12. Anyway, if the MP 784 is converted into law and this amount is maintained, the National Monetary Council should regulate the application of such penalties, replacing the mentioned Resolution 4104, when lower limits for these infringements might be defined.
13. Notwithstanding the above, MP 784 establishes that BACEN should observe certain criteria to apply the penalties, including the seriousness and duration of the infringement, the degree of the damage caused, the benefit earned or intended, the offender’s financial capacity, the transaction value, the recidivism, and possible collaboration of the offender to clarify the infringement. However, these criteria, if taken alone, allow some degree of subjectivity in the analysis of the case and are not a guarantee of reasonableness in determining the value of fines to be imposed.
14. Among other new procedures, MP 784 provides for the possibility of signing a term of commitment with BACEN so that a punitive proceeding is not initiated or is suspended. In these cases, the offender must cease the conduct or its harmful effects, correct irregularities and indemnify losses, when applicable, and comply with other conditions that may be agreed.
15. Another possibility at the discretion of BACEN is not to file a punitive proceeding when the level of harm is low and BACEN has more effective instruments, observed the principles of purpose, reasonability, and efficiency.

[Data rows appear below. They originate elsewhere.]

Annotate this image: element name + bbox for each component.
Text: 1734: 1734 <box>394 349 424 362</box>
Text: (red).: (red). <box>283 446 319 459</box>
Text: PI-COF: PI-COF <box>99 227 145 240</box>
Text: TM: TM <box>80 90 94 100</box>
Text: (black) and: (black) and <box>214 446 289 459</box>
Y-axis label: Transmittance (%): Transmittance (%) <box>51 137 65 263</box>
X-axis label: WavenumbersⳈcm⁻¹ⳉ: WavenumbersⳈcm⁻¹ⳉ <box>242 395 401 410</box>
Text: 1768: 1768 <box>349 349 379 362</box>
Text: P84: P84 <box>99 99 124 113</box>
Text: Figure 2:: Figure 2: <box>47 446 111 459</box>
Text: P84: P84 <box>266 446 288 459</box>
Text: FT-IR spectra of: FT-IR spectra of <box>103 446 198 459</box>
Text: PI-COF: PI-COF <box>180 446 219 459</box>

16. Finally, MP 784 also establishes the leniency agreements between BACEN and individuals or legal entities that declare the practice of infringements, resulting in the extinction of the punitive action or reduction of the penalty applicable, by means of effective collaboration for finding the facts.
17. In conclusion, it must be considered that the procedures for registration of foreign capital and foreign exchange transactions have been greatly simplified in recent decades; the remaining obligations refer essentially to the provision of true and complete information on the electronic systems, meeting deadlines and keeping documentary support. Thus, one expects that the regulations on the application of fines to infringements related to these matters be appropriate and reasonable.